Sir

Nigel Goldenfeld and Carl Woese, in their Connections Essay “Biology's next revolution” (Nature 445, 369; 2007), seek a change in concepts of 'organism, species and evolution' because of the prevalence of lateral gene transfer among bacteria. However, it has been clear for half a century that biological species are epiphenomena of sex, and exist only in sexual eukaryotes — but not in bacteria, which transfer genes laterally without sexual cell fusion. The essay exemplifies a common linguistic confusion caused by those who wish to equate microbes and prokaryotes (see Nature 445, 21; 2007).
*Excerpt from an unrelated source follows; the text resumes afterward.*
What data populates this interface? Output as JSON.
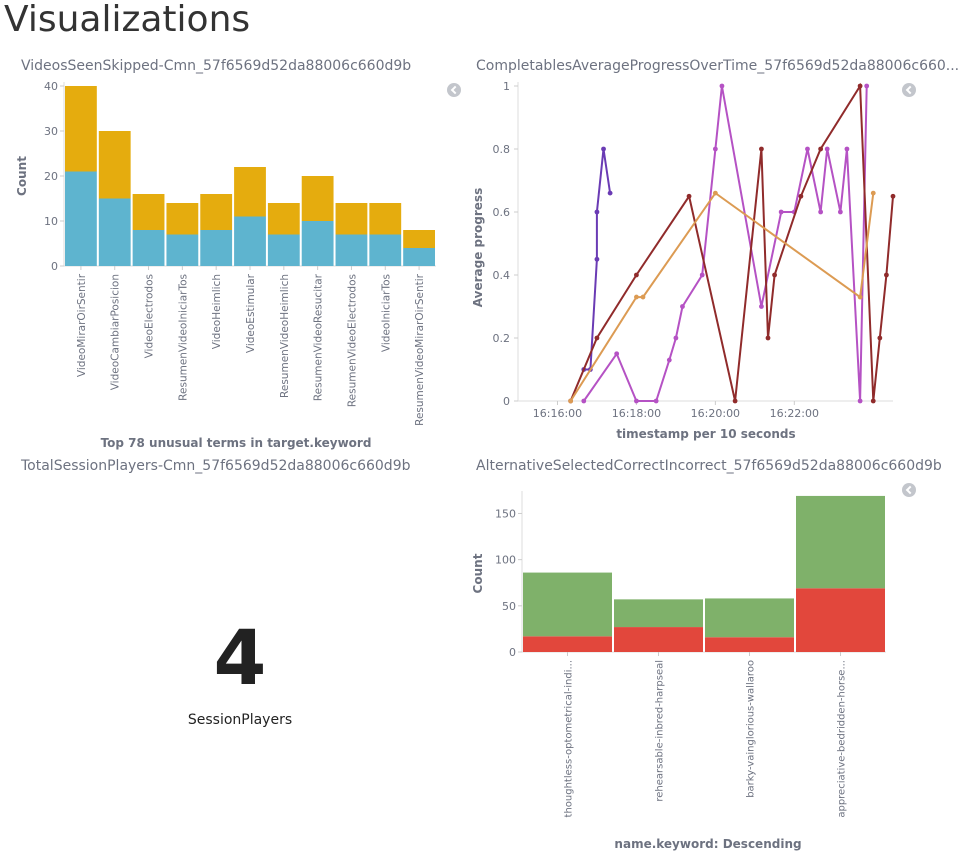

This state of affairs acutely highlights the continued need for the classical 'concept of a bacterium' (prokaryote) put forward by R. Y. Stanier and C. B. van Niel (Arch. Mikrobiol. 42, 17–35; 1962). The inapplicability of biological species claimed for 'microbes' generally is emphatically not true for sexual protists (eukaryotic microbes). There are even more positive characters shared by all prokaryotes (for example, chromosomes attached to surface membranes) than noted by Martin and Koonin. The only circumstance in which we could reasonably abandon the term 'prokaryote' would be if the biological community as a whole were to accept the traditional use of 'bacteria' instead to embrace both archaebacteria and eubacteria.

The real need is not for a 'revolution' in language and change in the classical concept of an organism, but for molecular evolutionists to make a more serious attempt to understand it. Organisms are not mere assemblages of genes, whether inherited vertically or laterally, but cells (or integrated assemblies of cells) in which there is a mutualistic cooperation of genomes, membranes, skeletons and catalysts that together make a physically and functionally coherent unit capable of reproduction and evolution.